Sample Complexity Analysis for Learning Overcomplete Latent Variable Models through Tensor Methods

3 Aug 2014  ·  Animashree Anandkumar, Rong Ge, Majid Janzamin ·

We provide guarantees for learning latent variable models emphasizing on the overcomplete regime, where the dimensionality of the latent space can exceed the observed dimensionality. In particular, we consider multiview mixtures, spherical Gaussian mixtures, ICA, and sparse coding models. We provide tight concentration bounds for empirical moments through novel covering arguments. We analyze parameter recovery through a simple tensor power update algorithm. In the semi-supervised setting, we exploit the label or prior information to get a rough estimate of the model parameters, and then refine it using the tensor method on unlabeled samples.
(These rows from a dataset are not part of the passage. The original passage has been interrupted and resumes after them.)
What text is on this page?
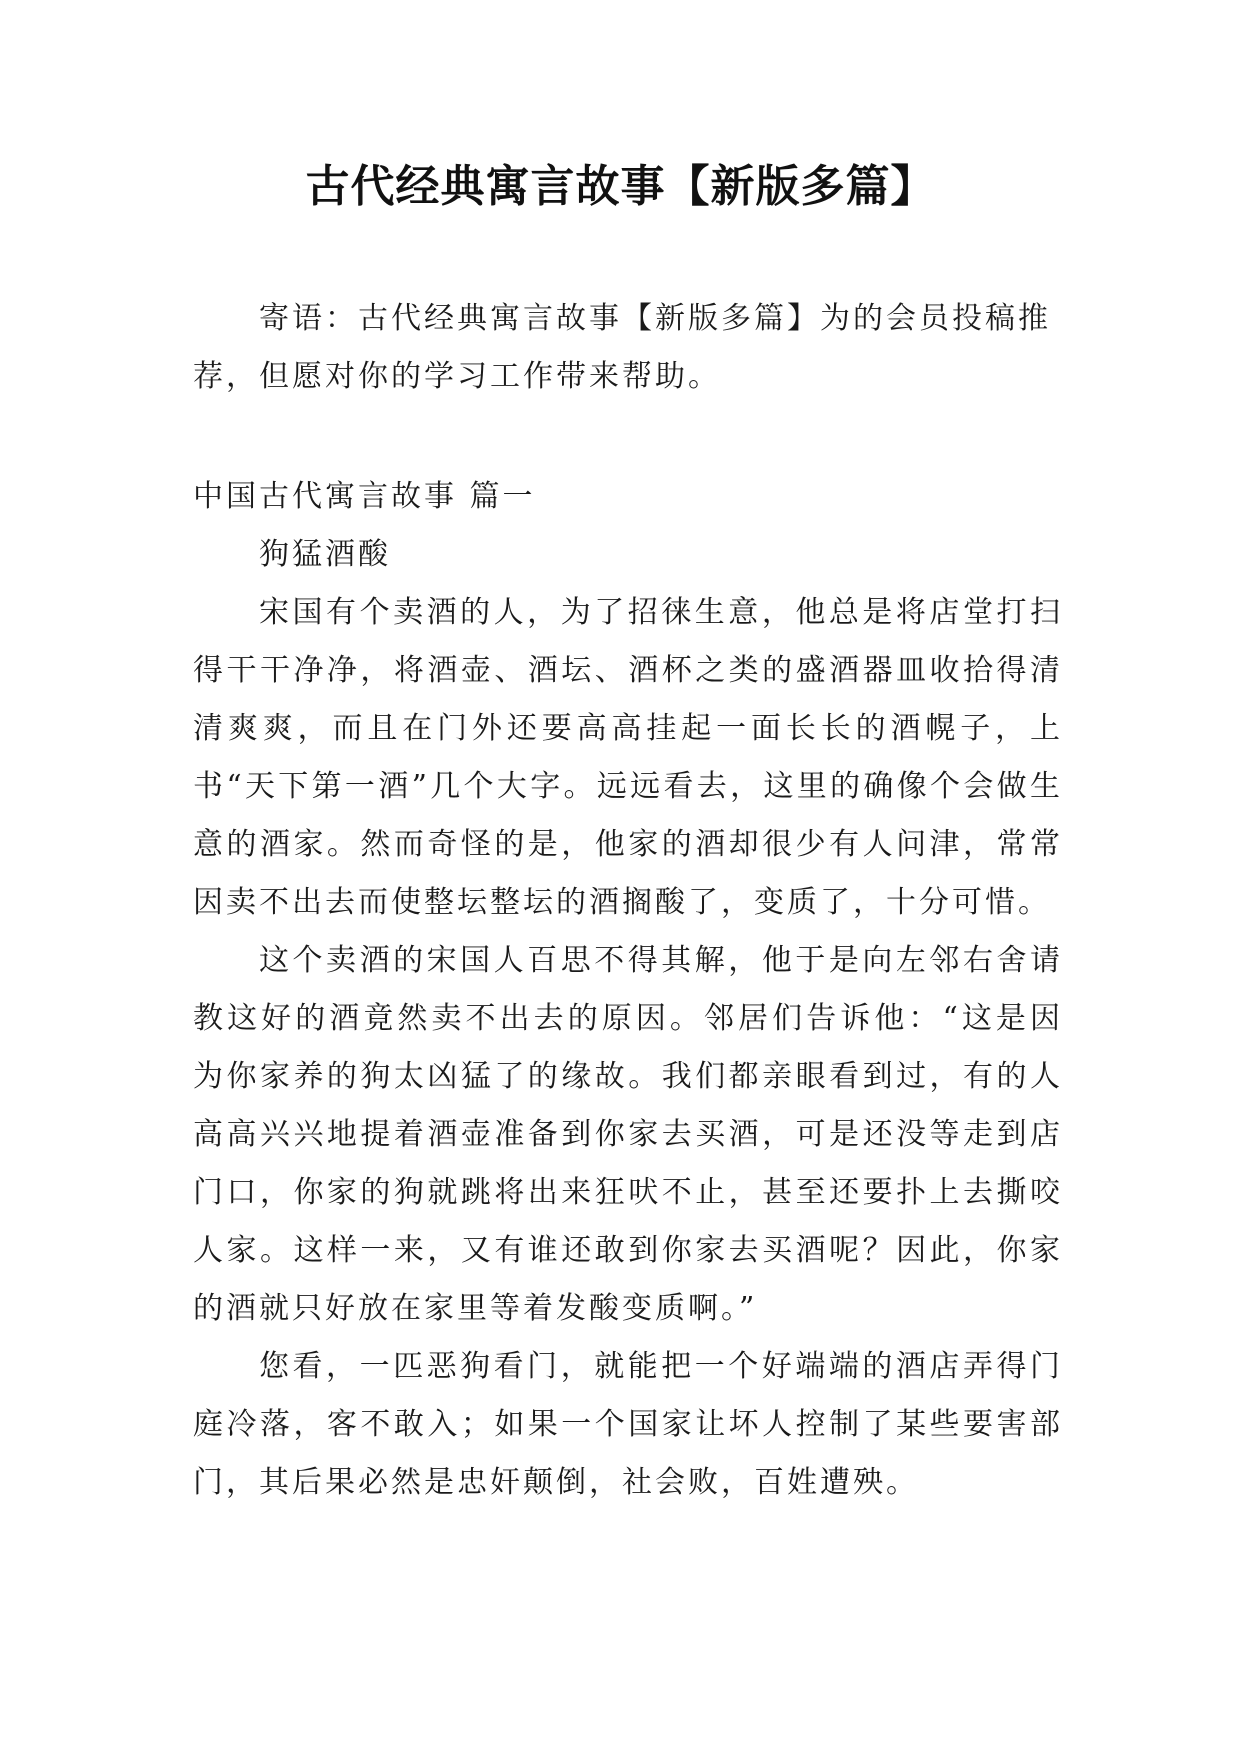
古代经典寓言故事【新版多篇】

寄语：古代经典寓言故事【新版多篇】为的会员投稿推荐，但愿对你的学习工作带来帮助。

中国古代寓言故事 篇一

狗猛酒酸

宋国有个卖酒的人，为了招徕生意，他总是将店堂打扫得干干净净，将酒壶、酒坛、酒杯之类的盛酒器皿收拾得清清爽爽，而且在门外还要高高挂起一面长长的酒幌子，上书“天下第一酒”几个大字。远远看去，这里的确像个会做生意的酒家。然而奇怪的是，他家的酒却很少有人问津，常常因卖不出去而使整坛整坛的酒搁酸了，变质了，十分可惜。

这个卖酒的宋国人百思不得其解，他于是向左邻右舍请教这好的酒竟然卖不出去的原因。邻居们告诉他：“这是因为你家养的狗太凶猛了的缘故。我们都亲眼看到过，有的人高高兴兴地提着酒壶准备到你家去买酒，可是还没等走到店门口，你家的狗就跳将出来狂吠不止，甚至还要扑上去撕咬人家。这样一来，又有谁还敢到你家去买酒呢？因此，你家的酒就只好放在家里等着发酸变质啊。”

您看，一匹恶狗看门，就能把一个好端端的酒店弄得门庭冷落，客不敢入；如果一个国家让坏人控制了某些要害部门，其后果必然是忠奸颠倒，社会败，百姓遭殃。
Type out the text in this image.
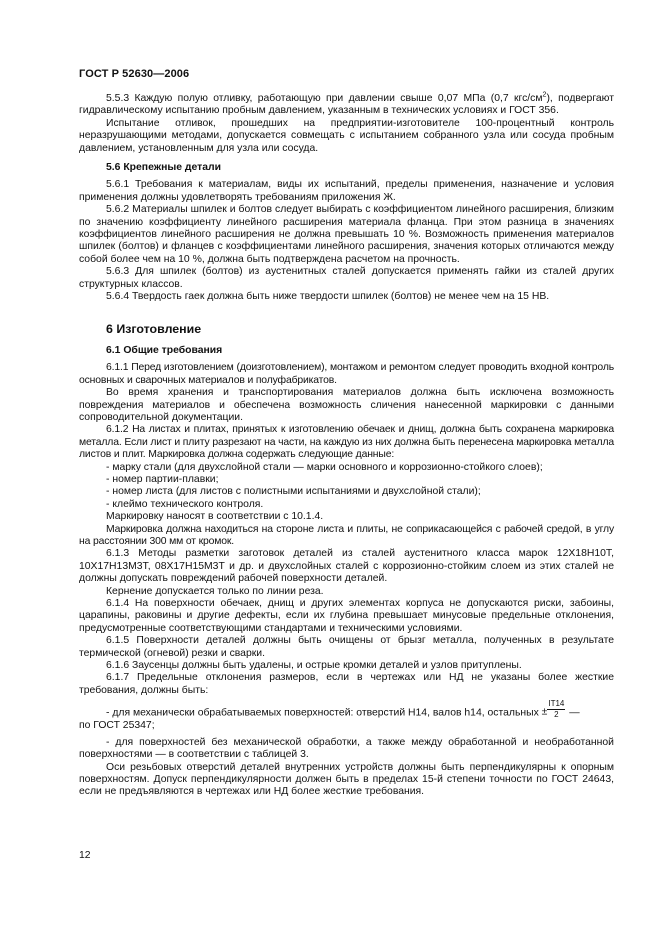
ГОСТ Р 52630—2006

5.5.3 Каждую полую отливку, работающую при давлении свыше 0,07 МПа (0,7 кгс/$см^2$), подвергают гидравлическому испытанию пробным давлением, указанным в технических условиях и ГОСТ 356.

Испытание отливок, прошедших на предприятии-изготовителе 100-процентный контроль неразрушающими методами, допускается совмещать с испытанием собранного узла или сосуда пробным давлением, установленным для узла или сосуда.

5.6 Крепежные детали

5.6.1 Требования к материалам, виды их испытаний, пределы применения, назначение и условия применения должны удовлетворять требованиям приложения Ж.

5.6.2 Материалы шпилек и болтов следует выбирать с коэффициентом линейного расширения, близким по значению коэффициенту линейного расширения материала фланца. При этом разница в значениях коэффициентов линейного расширения не должна превышать 10 %. Возможность применения материалов шпилек (болтов) и фланцев с коэффициентами линейного расширения, значения которых отличаются между собой более чем на 10 %, должна быть подтверждена расчетом на прочность.

5.6.3 Для шпилек (болтов) из аустенитных сталей допускается применять гайки из сталей других структурных классов.

5.6.4 Твердость гаек должна быть ниже твердости шпилек (болтов) не менее чем на 15 НВ.

6 Изготовление

6.1 Общие требования

6.1.1 Перед изготовлением (доизготовлением), монтажом и ремонтом следует проводить входной контроль основных и сварочных материалов и полуфабрикатов.

Во время хранения и транспортирования материалов должна быть исключена возможность повреждения материалов и обеспечена возможность сличения нанесенной маркировки с данными сопроводительной документации.

6.1.2 На листах и плитах, принятых к изготовлению обечаек и днищ, должна быть сохранена маркировка металла. Если лист и плиту разрезают на части, на каждую из них должна быть перенесена маркировка металла листов и плит. Маркировка должна содержать следующие данные:

- марку стали (для двухслойной стали — марки основного и коррозионно-стойкого слоев);

- номер партии-плавки;

- номер листа (для листов с полистными испытаниями и двухслойной стали);

- клеймо технического контроля.

Маркировку наносят в соответствии с 10.1.4.

Маркировка должна находиться на стороне листа и плиты, не соприкасающейся с рабочей средой, в углу на расстоянии 300 мм от кромок.

6.1.3 Методы разметки заготовок деталей из сталей аустенитного класса марок 12Х18Н10Т, 10Х17Н13М3Т, 08Х17Н15М3Т и др. и двухслойных сталей с коррозионно-стойким слоем из этих сталей не должны допускать повреждений рабочей поверхности деталей.

Кернение допускается только по линии реза.

6.1.4 На поверхности обечаек, днищ и других элементах корпуса не допускаются риски, забоины, царапины, раковины и другие дефекты, если их глубина превышает минусовые предельные отклонения, предусмотренные соответствующими стандартами и техническими условиями.

6.1.5 Поверхности деталей должны быть очищены от брызг металла, полученных в результате термической (огневой) резки и сварки.

6.1.6 Заусенцы должны быть удалены, и острые кромки деталей и узлов притуплены.

6.1.7 Предельные отклонения размеров, если в чертежах или НД не указаны более жесткие требования, должны быть:

- для механически обрабатываемых поверхностей: отверстий Н14, валов h14, остальных ± $\frac{IT14}{2}$ —

по ГОСТ 25347;

- для поверхностей без механической обработки, а также между обработанной и необработанной поверхностями — в соответствии с таблицей 3.

Оси резьбовых отверстий деталей внутренних устройств должны быть перпендикулярны к опорным поверхностям. Допуск перпендикулярности должен быть в пределах 15-й степени точности по ГОСТ 24643, если не предъявляются в чертежах или НД более жесткие требования.

12
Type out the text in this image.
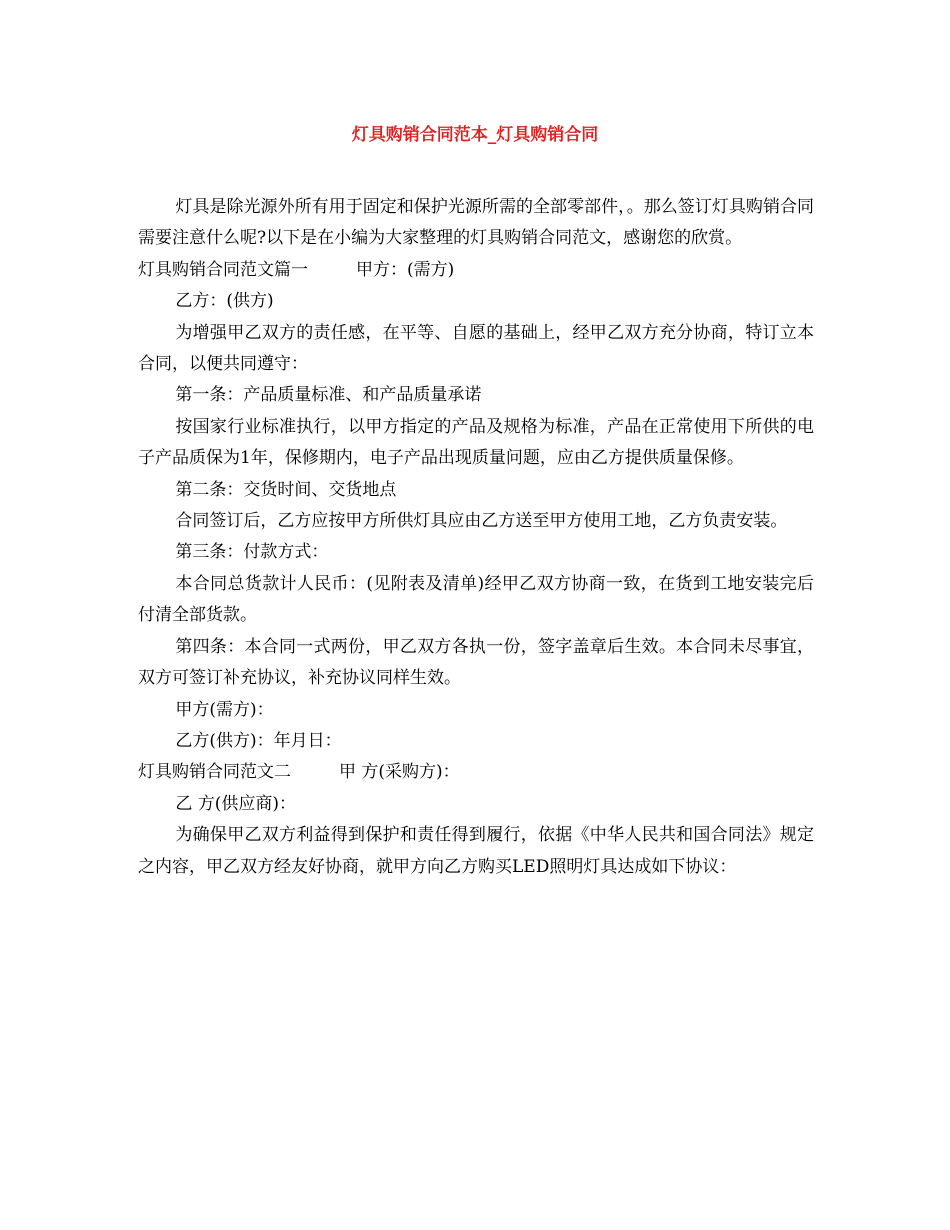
灯具购销合同范本_灯具购销合同

灯具是除光源外所有用于固定和保护光源所需的全部零部件，。那么签订灯具购销合同需要注意什么呢?以下是在小编为大家整理的灯具购销合同范文，感谢您的欣赏。

灯具购销合同范文篇一	甲方：(需方)

乙方：(供方)

为增强甲乙双方的责任感，在平等、自愿的基础上，经甲乙双方充分协商，特订立本合同，以便共同遵守：

第一条：产品质量标准、和产品质量承诺

按国家行业标准执行，以甲方指定的产品及规格为标准，产品在正常使用下所供的电子产品质保为1年，保修期内，电子产品出现质量问题，应由乙方提供质量保修。

第二条：交货时间、交货地点

合同签订后，乙方应按甲方所供灯具应由乙方送至甲方使用工地，乙方负责安装。

第三条：付款方式：

本合同总货款计人民币：(见附表及清单)经甲乙双方协商一致，在货到工地安装完后付清全部货款。

第四条：本合同一式两份，甲乙双方各执一份，签字盖章后生效。本合同未尽事宜，双方可签订补充协议，补充协议同样生效。

甲方(需方)：

乙方(供方)：年月日：

灯具购销合同范文二	甲 方(采购方)：

乙 方(供应商)：

为确保甲乙双方利益得到保护和责任得到履行，依据《中华人民共和国合同法》规定之内容，甲乙双方经友好协商，就甲方向乙方购买LED照明灯具达成如下协议：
We establish that learning is possible when the number of components scales as $k=o(d^{p/2})$, where $d$ is the observed dimension, and $p$ is the order of the observed moment employed in the tensor method. Our concentration bound analysis also leads to minimax sample complexity for semi-supervised learning of spherical Gaussian mixtures. In the unsupervised setting, we use a simple initialization algorithm based on SVD of the tensor slices, and provide guarantees under the stricter condition that $k\le \beta d$ (where constant $\beta$ can be larger than $1$), where the tensor method recovers the components under a polynomial running time (and exponential in $\beta$). Our analysis establishes that a wide range of overcomplete latent variable models can be learned efficiently with low computational and sample complexity through tensor decomposition methods.